O processo foi longo, mais de cem sessões. Ao início, eu limitava-me a seguir o método, a observar, a interpretar hermeneuticamente os conteúdos trazidos para as sessões. Mas cedo percebi que o essencial estava na relação que se foi construindo entre nós: uma relação feita de escuta, presença e paciência. A confiança de M. cresceu quando percebeu que eu não tinha respostas prontas, apenas um compromisso autêntico em estar com ela. E foi nesse espaço de presença que as primeiras luzes começaram a entrar no seu quarto e, talvez, na sua vida. Recordo-me do dia em que M. contou que abrira as cortinas do seu quarto para deixar entrar a luz natural. Para mim aquele gesto físico simbolizava algo de profundo: a abertura ao mundo, o começo de uma vida mais autêntica. A terapia começava a ganhar forma, e eu, por dentro, também me transformava.
Mas nem tudo foi linear. Houve momentos de cansaço, de frustração, de não saber o que fazer. Houve dias em que senti o peso das minhas próprias limitações e em que a vaidade subtil de “ser terapeuta” ameaçou sobrepor-se à humildade do encontro humano. M. via em mim uma figura adulta, segura, quase idealizada. E eu, movido pela vaidade de ser importante, comecei a corresponder a esse papel. Quis ser o que ela precisava. Mas nesse gesto perdi, por instantes, a autenticidade da relação. Foi na supervisão que comecei a compreender os riscos dessa sedução silenciosa:, pois o terapeuta que tenta salvar o outro acaba por se afastar da essência da terapia: o reconhecimento da liberdade e da responsabilidade do próprio cliente. Com o tempo, aprendi a confiar mais no meu “sentir”, a reconhecer o que emergia em mim durante as sessões como parte da própria relação. Nesta altura, sentia que estava a aprender muito sobre presença, empatia e vulnerabilidade.
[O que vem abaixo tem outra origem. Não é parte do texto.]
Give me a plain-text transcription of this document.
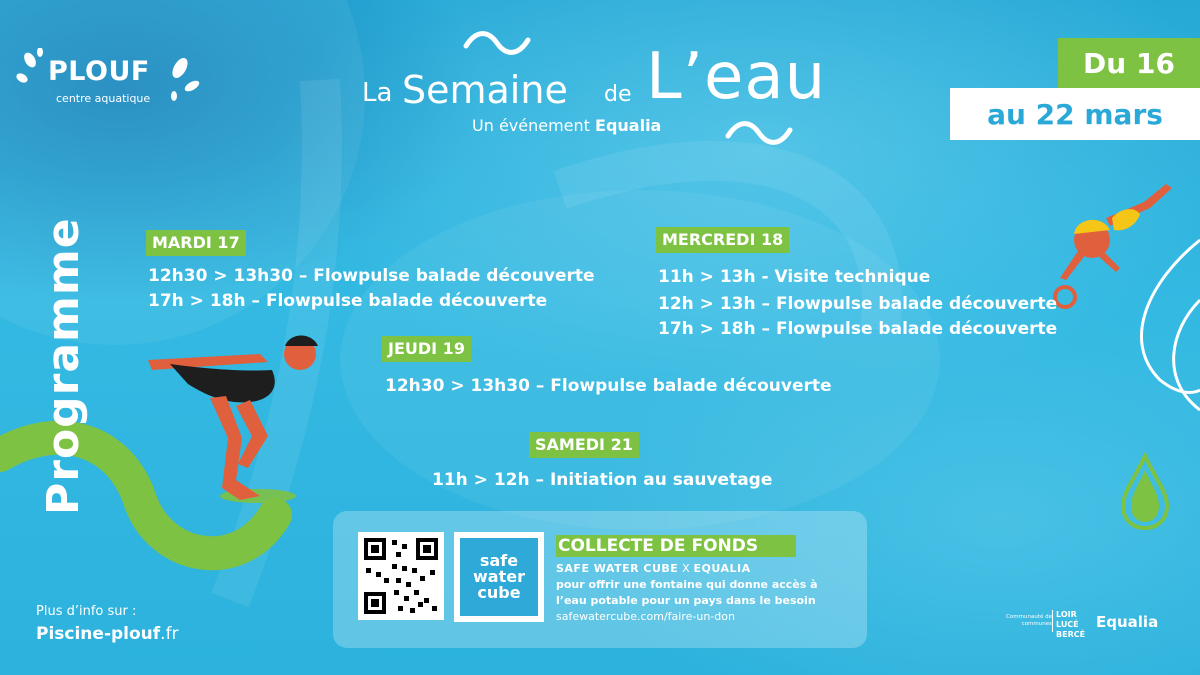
PLOUF
centre aquatique	La Semaine de L’eau
Un événement Equalia
Du 16
au 22 mars
Programme	MARDI 17
12h30 > 13h30 – Flowpulse balade découverte
17h > 18h – Flowpulse balade découverte
MERCREDI 18
11h > 13h - Visite technique
12h > 13h – Flowpulse balade découverte
17h > 18h – Flowpulse balade découverte
JEUDI 19
12h30 > 13h30 – Flowpulse balade découverte
SAMEDI 21
11h > 12h – Initiation au sauvetage
safe
water
cube
COLLECTE DE FONDS
SAFE WATER CUBE X EQUALIA
pour offrir une fontaine qui donne accès à
l’eau potable pour un pays dans le besoin
safewatercube.com/faire-un-don
Plus d’info sur :
Piscine-plouf.fr
Communauté de communes
LOIR LUCÉ BERCÉ
Equalia
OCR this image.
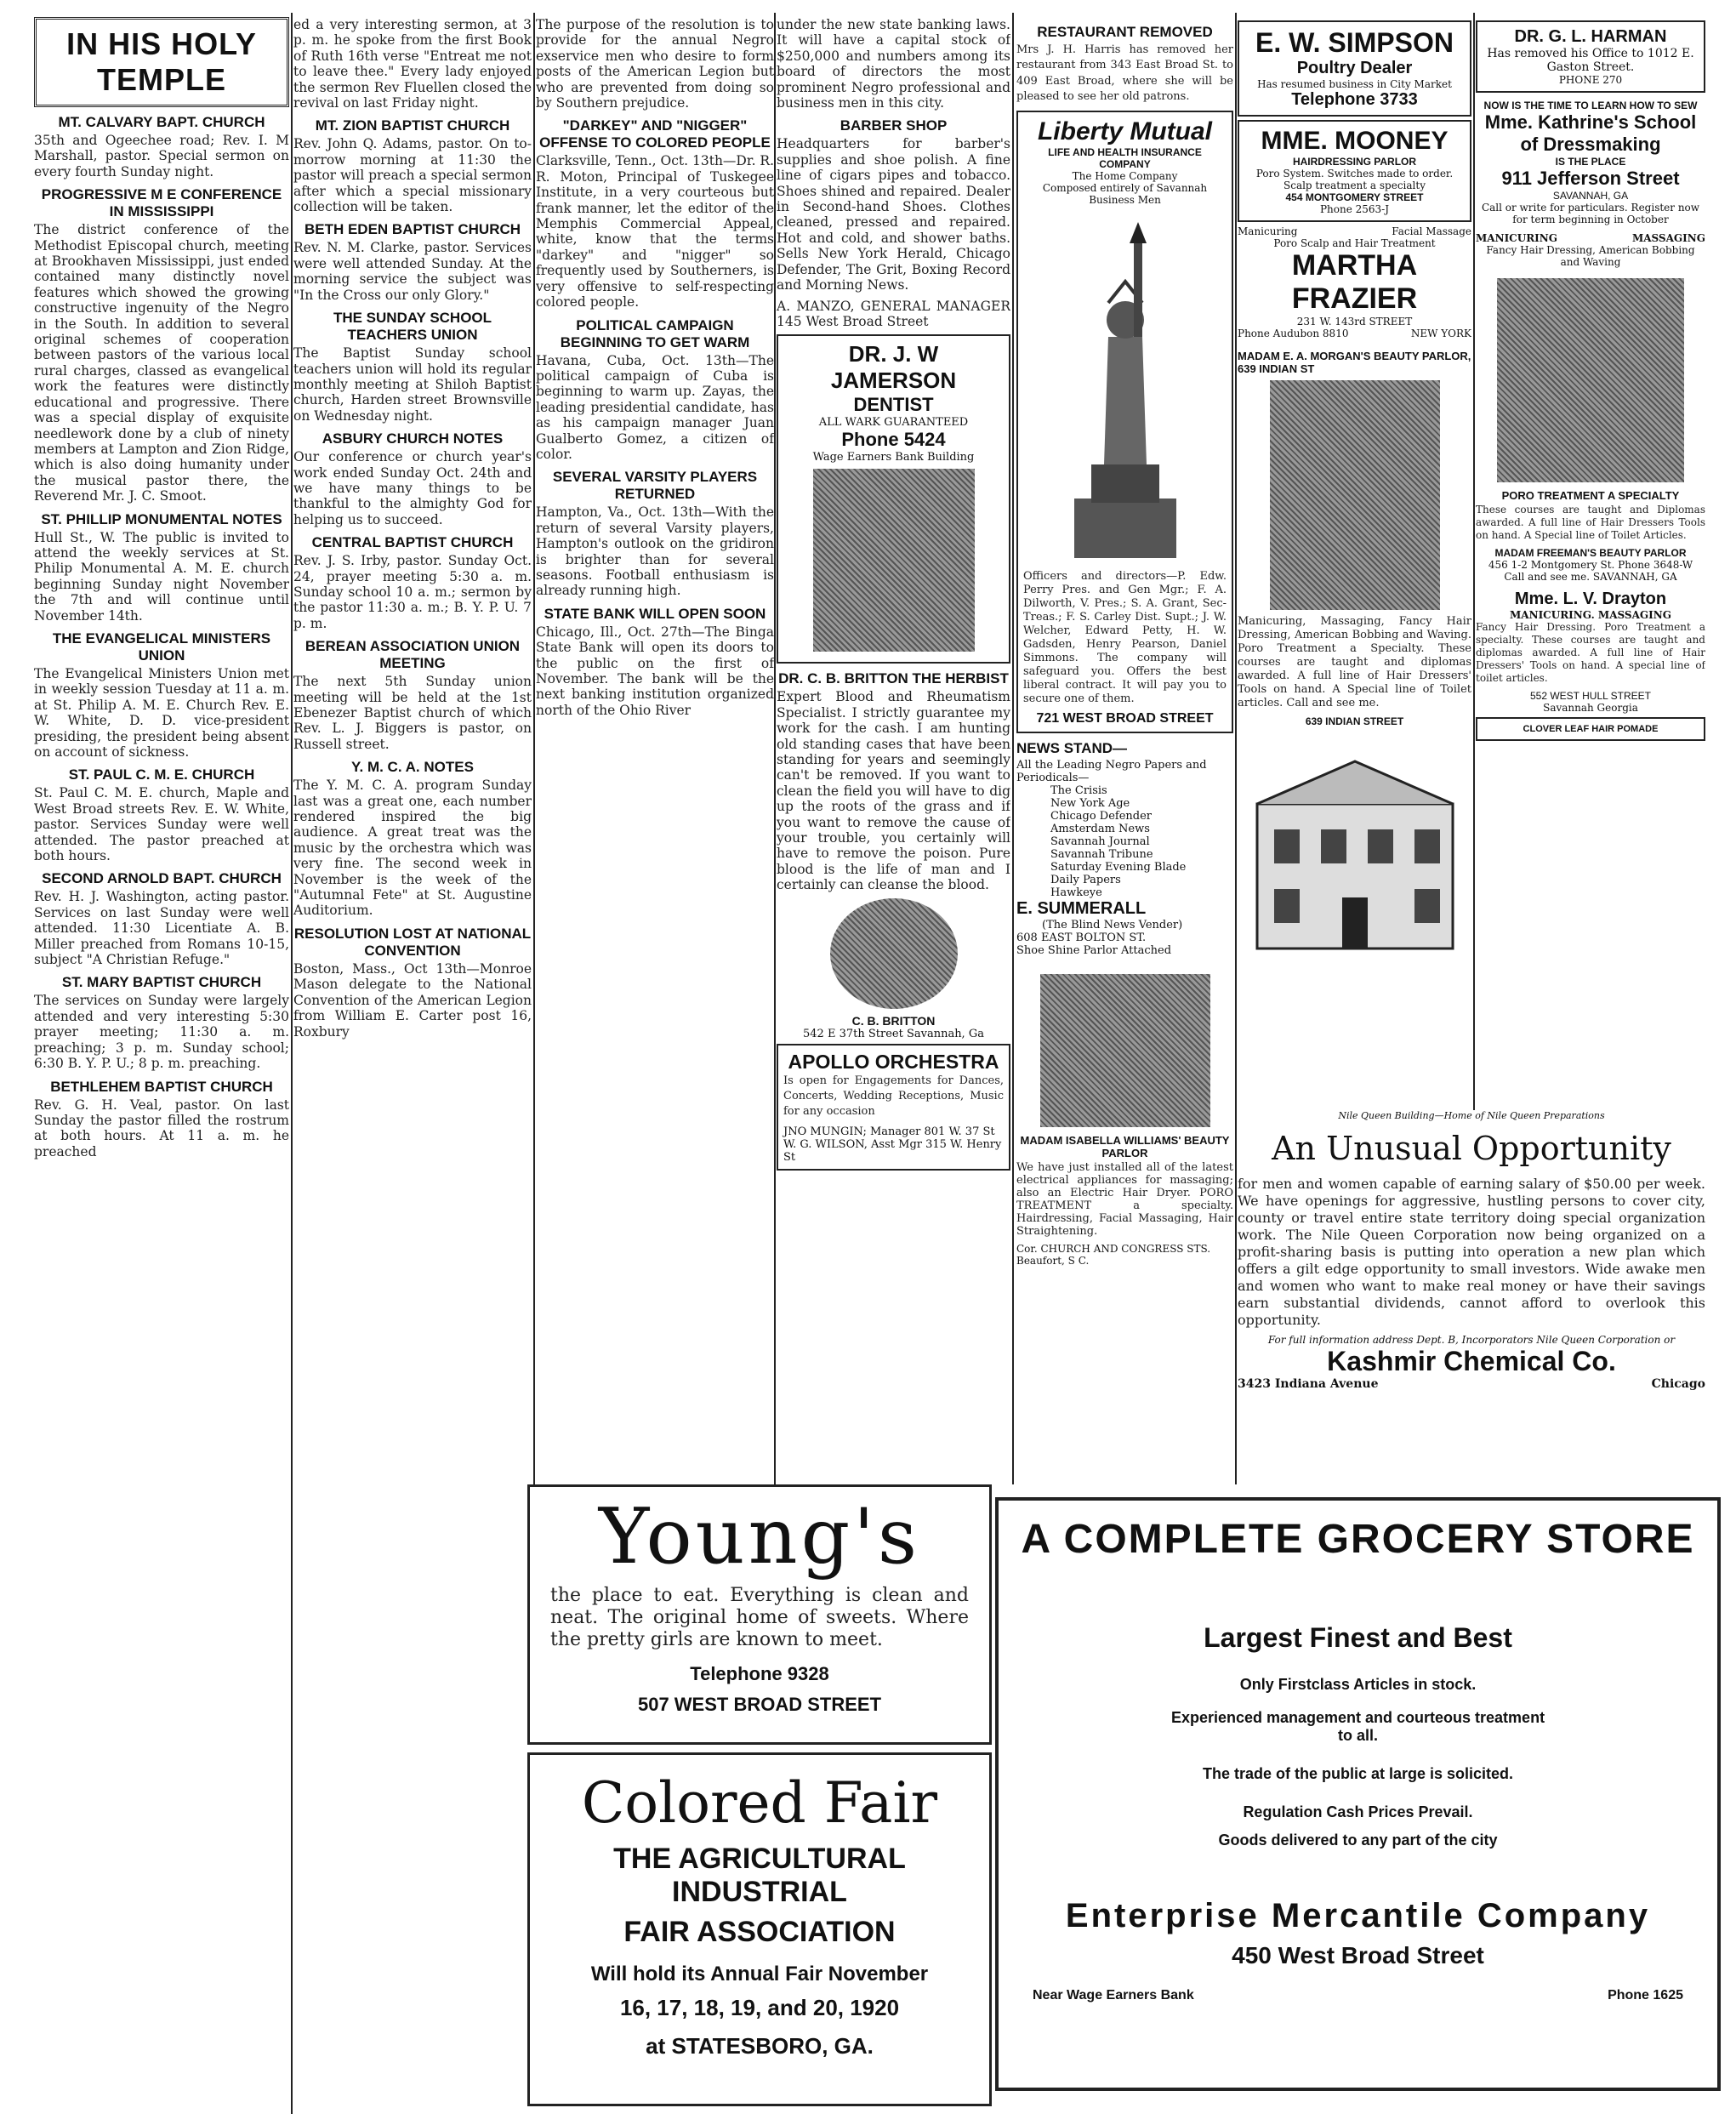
IN HIS HOLY TEMPLE
MT. CALVARY BAPT. CHURCH

35th and Ogeechee road; Rev. I. M Marshall, pastor. Special sermon on every fourth Sunday night.

PROGRESSIVE M E CONFERENCE IN MISSISSIPPI

The district conference of the Methodist Episcopal church, meeting at Brookhaven Mississippi, just ended contained many distinctly novel features which showed the growing constructive ingenuity of the Negro in the South. In addition to several original schemes of cooperation between pastors of the various local rural charges, classed as evangelical work the features were distinctly educational and progressive. There was a special display of exquisite needlework done by a club of ninety members at Lampton and Zion Ridge, which is also doing humanity under the musical pastor there, the Reverend Mr. J. C. Smoot.

ST. PHILLIP MONUMENTAL NOTES

Hull St., W. The public is invited to attend the weekly services at St. Philip Monumental A. M. E. church beginning Sunday night November the 7th and will continue until November 14th.

THE EVANGELICAL MINISTERS UNION

The Evangelical Ministers Union met in weekly session Tuesday at 11 a. m. at St. Philip A. M. E. Church Rev. E. W. White, D. D. vice-president presiding, the president being absent on account of sickness.

ST. PAUL C. M. E. CHURCH

St. Paul C. M. E. church, Maple and West Broad streets Rev. E. W. White, pastor. Services Sunday were well attended. The pastor preached at both hours.

SECOND ARNOLD BAPT. CHURCH

Rev. H. J. Washington, acting pastor. Services on last Sunday were well attended. 11:30 Licentiate A. B. Miller preached from Romans 10-15, subject "A Christian Refuge."

ST. MARY BAPTIST CHURCH

The services on Sunday were largely attended and very interesting 5:30 prayer meeting; 11:30 a. m. preaching; 3 p. m. Sunday school; 6:30 B. Y. P. U.; 8 p. m. preaching.

BETHLEHEM BAPTIST CHURCH

Rev. G. H. Veal, pastor. On last Sunday the pastor filled the rostrum at both hours. At 11 a. m. he preached

ed a very interesting sermon, at 3 p. m. he spoke from the first Book of Ruth 16th verse "Entreat me not to leave thee." Every lady enjoyed the sermon Rev Fluellen closed the revival on last Friday night.

MT. ZION BAPTIST CHURCH

Rev. John Q. Adams, pastor. On to-morrow morning at 11:30 the pastor will preach a special sermon after which a special missionary collection will be taken.

BETH EDEN BAPTIST CHURCH

Rev. N. M. Clarke, pastor. Services were well attended Sunday. At the morning service the subject was "In the Cross our only Glory."

THE SUNDAY SCHOOL TEACHERS UNION

The Baptist Sunday school teachers union will hold its regular monthly meeting at Shiloh Baptist church, Harden street Brownsville on Wednesday night.

ASBURY CHURCH NOTES

Our conference or church year's work ended Sunday Oct. 24th and we have many things to be thankful to the almighty God for helping us to succeed.

CENTRAL BAPTIST CHURCH

Rev. J. S. Irby, pastor. Sunday Oct. 24, prayer meeting 5:30 a. m. Sunday school 10 a. m.; sermon by the pastor 11:30 a. m.; B. Y. P. U. 7 p. m.

BEREAN ASSOCIATION UNION MEETING

The next 5th Sunday union meeting will be held at the 1st Ebenezer Baptist church of which Rev. L. J. Biggers is pastor, on Russell street.

Y. M. C. A. NOTES

The Y. M. C. A. program Sunday last was a great one, each number rendered inspired the big audience. A great treat was the music by the orchestra which was very fine. The second week in November is the week of the "Autumnal Fete" at St. Augustine Auditorium.

RESOLUTION LOST AT NATIONAL CONVENTION

Boston, Mass., Oct 13th—Monroe Mason delegate to the National Convention of the American Legion from William E. Carter post 16, Roxbury

The purpose of the resolution is to provide for the annual Negro exservice men who desire to form posts of the American Legion but who are prevented from doing so by Southern prejudice.

"DARKEY" AND "NIGGER" OFFENSE TO COLORED PEOPLE

Clarksville, Tenn., Oct. 13th—Dr. R. R. Moton, Principal of Tuskegee Institute, in a very courteous but frank manner, let the editor of the Memphis Commercial Appeal, white, know that the terms "darkey" and "nigger" so frequently used by Southerners, is very offensive to self-respecting colored people.

POLITICAL CAMPAIGN BEGINNING TO GET WARM

Havana, Cuba, Oct. 13th—The political campaign of Cuba is beginning to warm up. Zayas, the leading presidential candidate, has as his campaign manager Juan Gualberto Gomez, a citizen of color.

SEVERAL VARSITY PLAYERS RETURNED

Hampton, Va., Oct. 13th—With the return of several Varsity players, Hampton's outlook on the gridiron is brighter than for several seasons. Football enthusiasm is already running high.

STATE BANK WILL OPEN SOON

Chicago, Ill., Oct. 27th—The Binga State Bank will open its doors to the public on the first of November. The bank will be the next banking institution organized north of the Ohio River

under the new state banking laws. It will have a capital stock of $250,000 and numbers among its board of directors the most prominent Negro professional and business men in this city.

BARBER SHOP

Headquarters for barber's supplies and shoe polish. A fine line of cigars pipes and tobacco. Shoes shined and repaired. Dealer in Second-hand Shoes. Clothes cleaned, pressed and repaired. Hot and cold, and shower baths. Sells New York Herald, Chicago Defender, The Grit, Boxing Record and Morning News.

A. MANZO, GENERAL MANAGER 145 West Broad Street

DR. J. W JAMERSON
DENTIST
ALL WARK GUARANTEED
Phone 5424
Wage Earners Bank Building
DR. C. B. BRITTON THE HERBIST

Expert Blood and Rheumatism Specialist. I strictly guarantee my work for the cash. I am hunting old standing cases that have been standing for years and seemingly can't be removed. If you want to clean the field you will have to dig up the roots of the grass and if you want to remove the cause of your trouble, you certainly will have to remove the poison. Pure blood is the life of man and I certainly can cleanse the blood.

C. B. BRITTON
542 E 37th Street Savannah, Ga
APOLLO ORCHESTRA

Is open for Engagements for Dances, Concerts, Wedding Receptions, Music for any occasion

JNO MUNGIN; Manager 801 W. 37 St
W. G. WILSON, Asst Mgr 315 W. Henry St
RESTAURANT REMOVED

Mrs J. H. Harris has removed her restaurant from 343 East Broad St. to 409 East Broad, where she will be pleased to see her old patrons.

Liberty Mutual
LIFE AND HEALTH INSURANCE COMPANY
The Home Company
Composed entirely of Savannah Business Men

Officers and directors—P. Edw. Perry Pres. and Gen Mgr.; F. A. Dilworth, V. Pres.; S. A. Grant, Sec-Treas.; F. S. Carley Dist. Supt.; J. W. Welcher, Edward Petty, H. W. Gadsden, Henry Pearson, Daniel Simmons. The company will safeguard you. Offers the best liberal contract. It will pay you to secure one of them.

721 WEST BROAD STREET
NEWS STAND—
All the Leading Negro Papers and Periodicals—
The Crisis
New York Age
Chicago Defender
Amsterdam News
Savannah Journal
Savannah Tribune
Saturday Evening Blade
Daily Papers
Hawkeye
E. SUMMERALL
(The Blind News Vender)
608 EAST BOLTON ST.
Shoe Shine Parlor Attached
MADAM ISABELLA WILLIAMS' BEAUTY PARLOR

We have just installed all of the latest electrical appliances for massaging; also an Electric Hair Dryer. PORO TREATMENT a specialty. Hairdressing, Facial Massaging, Hair Straightening.

Cor. CHURCH AND CONGRESS STS. Beaufort, S C.
E. W. SIMPSON
Poultry Dealer
Has resumed business in City Market
Telephone 3733
MME. MOONEY
HAIRDRESSING PARLOR
Poro System. Switches made to order. Scalp treatment a specialty
454 MONTGOMERY STREET
Phone 2563-J
Manicuring	Facial Massage
Poro Scalp and Hair Treatment
MARTHA FRAZIER
231 W. 143rd STREET
Phone Audubon 8810	NEW YORK
MADAM E. A. MORGAN'S BEAUTY PARLOR, 639 INDIAN ST

Manicuring, Massaging, Fancy Hair Dressing, American Bobbing and Waving. Poro Treatment a Specialty. These courses are taught and diplomas awarded. A full line of Hair Dressers' Tools on hand. A Special line of Toilet articles. Call and see me.

639 INDIAN STREET
DR. G. L. HARMAN
Has removed his Office to 1012 E. Gaston Street.
PHONE 270
NOW IS THE TIME TO LEARN HOW TO SEW
Mme. Kathrine's School of Dressmaking
IS THE PLACE
911 Jefferson Street
SAVANNAH, GA
Call or write for particulars. Register now for term beginning in October
MANICURING	MASSAGING
Fancy Hair Dressing, American Bobbing and Waving
PORO TREATMENT A SPECIALTY

These courses are taught and Diplomas awarded. A full line of Hair Dressers Tools on hand. A Special line of Toilet Articles.

MADAM FREEMAN'S BEAUTY PARLOR
456 1-2 Montgomery St. Phone 3648-W
Call and see me. SAVANNAH, GA
Mme. L. V. Drayton
MANICURING. MASSAGING

Fancy Hair Dressing. Poro Treatment a specialty. These courses are taught and diplomas awarded. A full line of Hair Dressers' Tools on hand. A special line of toilet articles.

552 WEST HULL STREET
Savannah Georgia
CLOVER LEAF HAIR POMADE
Nile Queen Building—Home of Nile Queen Preparations
An Unusual Opportunity

for men and women capable of earning salary of $50.00 per week. We have openings for aggressive, hustling persons to cover city, county or travel entire state territory doing special organization work. The Nile Queen Corporation now being organized on a profit-sharing basis is putting into operation a new plan which offers a gilt edge opportunity to small investors. Wide awake men and women who want to make real money or have their savings earn substantial dividends, cannot afford to overlook this opportunity.

For full information address Dept. B, Incorporators Nile Queen Corporation or
Kashmir Chemical Co.
3423 Indiana Avenue	Chicago
Young's

the place to eat. Everything is clean and neat. The original home of sweets. Where the pretty girls are known to meet.

Telephone 9328
507 WEST BROAD STREET
Colored Fair
THE AGRICULTURAL INDUSTRIAL
FAIR ASSOCIATION
Will hold its Annual Fair November
16, 17, 18, 19, and 20, 1920
at STATESBORO, GA.
A COMPLETE GROCERY STORE
Largest Finest and Best
Only Firstclass Articles in stock.
Experienced management and courteous treatment to all.
The trade of the public at large is solicited.
Regulation Cash Prices Prevail.
Goods delivered to any part of the city
Enterprise Mercantile Company
450 West Broad Street
Near Wage Earners Bank	Phone 1625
M. também também encontrou o seu caminho. Quando terminou o curso, o mundo dos adultos, que antes a aterrorizava, começou a revelar-se um campo de possibilidades. Encontrou trabalho, começou a fazer escolhas e, aos poucos, foi ocupando o seu lugar no mundo. Percebeu que podia ser protagonista da própria história, e não apenas uma personagem secundária na vida dos outros.
Durante o processo, trabalhámos temas profundos: o peso das expectativas familiares, a necessidade de agradar, a vergonha de não corresponder. Revisitar essas memórias, especialmente a relação com o pai, foi doloroso, mas necessário. M. percebeu que muitas das suas escolhas vinham do desejo de ser validada, e que o medo de desapontar os pais a impedia de crescer. Quando finalmente decidiu confrontá-los, senti que estava perante um momento decisivo: o início de uma vida mais autêntica, em que podia ser filha sem deixar de ser mulher.
Para mim, acompanhar este percurso foi mais do que um exercício clínico, foi um encontro transformador. Através de M., aprendi que a psicoterapia não é sobre “curar”, mas sobre abrir clareiras: espaços de consciência onde o ser pode aparecer tal como é, com as suas luzes e sombras. Ser terapeuta não é dominar técnicas nem acumular teorias. É um modo de estar. É permitir-se ser afetado pelo encontro com o outro, confiar na incerteza, aceitar os próprios erros e continuar a aprender. A terapia acontece nesse espaço, entre o eu e o tu, entre o terapeuta e o cliente, entre a luz e a sombra. É ali que algo novo pode emergir.
Hoje, olho para trás com gratidão. M. ainda hoje é minha cliente, e a relação terapêutica que estabelecemos ajuda-me a perceber que a presença é o maior “super-poder” terapêutico, uma forma poderosa de poder ser-com-o-outro. Tem sido nessa presença partilhada que ambos crescemos: ela, ao descobrir a própria liberdade; eu, ao descobrir o meu modo de ser melhor terapeuta.
Porque, no fundo, a psicoterapia é isto: um encontro entre dois seres humanos que, por instantes, se permitem olhar juntos para a clareira onde o sentido pode, finalmente, surgir.